The second tranche, $230.915 million of climate bond certified/sustainability bonds, 2023 Series A-2, saw all bonds price at par: 4.6s of 11/2052, 3.65s of 2062 and 3.75s of 2062.
The third tranche, $34.875 million of sustainability bonds, 2023 Series B-1, saw all bonds price at par: 2.8s of 11/2024, 3.1s of 5/2028, 3.15s of 11/2028, 3.75s of 5/2033, 3.8s of 11/2033, 4.25s of 11/2038, 4.7s of 11/2043, 4.85s of 11/2048, 4.9s of 11/2053, 4.95s of 11/2058 and 5s of 5/2063, callable 5/1/2032.
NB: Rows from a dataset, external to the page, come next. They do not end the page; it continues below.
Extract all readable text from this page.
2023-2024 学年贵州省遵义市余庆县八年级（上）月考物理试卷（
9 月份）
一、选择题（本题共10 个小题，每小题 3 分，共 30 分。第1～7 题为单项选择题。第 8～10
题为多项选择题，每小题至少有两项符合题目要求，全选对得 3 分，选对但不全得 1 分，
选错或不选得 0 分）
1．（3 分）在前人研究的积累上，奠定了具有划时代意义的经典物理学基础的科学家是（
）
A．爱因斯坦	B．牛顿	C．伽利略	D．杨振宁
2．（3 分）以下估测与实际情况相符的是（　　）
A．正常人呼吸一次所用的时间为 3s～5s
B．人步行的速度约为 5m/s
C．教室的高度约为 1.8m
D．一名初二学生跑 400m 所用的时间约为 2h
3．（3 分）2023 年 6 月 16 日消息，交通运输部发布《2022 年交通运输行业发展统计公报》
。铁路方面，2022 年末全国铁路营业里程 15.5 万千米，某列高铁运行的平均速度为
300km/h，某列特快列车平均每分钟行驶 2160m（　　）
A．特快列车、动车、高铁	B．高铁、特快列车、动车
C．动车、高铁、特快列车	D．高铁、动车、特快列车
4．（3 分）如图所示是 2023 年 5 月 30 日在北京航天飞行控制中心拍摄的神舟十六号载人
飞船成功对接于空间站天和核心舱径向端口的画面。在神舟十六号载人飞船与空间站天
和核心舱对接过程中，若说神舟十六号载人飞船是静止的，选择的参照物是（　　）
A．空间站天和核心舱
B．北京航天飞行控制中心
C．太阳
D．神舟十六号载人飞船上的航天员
The fourth tranche, $125.725 million of sustainability bonds, 2023 Series B-2, saw all bonds price at par: 3.6s of 11/2026 with a mandatory tender date of 5/1/2027, callable 6/1/2025.
Primary to come:
Energy Southeast, Alabama, will sell $846.880 million of energy supply revenue bonds in a two-pronged financing that is slated for pricing by Morgan Stanley & Co. Series 2023 A-1 fixed rate bonds totals $746.880 million, while Series 2023 A-2 Secured Overnight Financing Rate index bonds totals $100 million. Both series are rated A1 by Moody’s and A-plus by Fitch Ratings.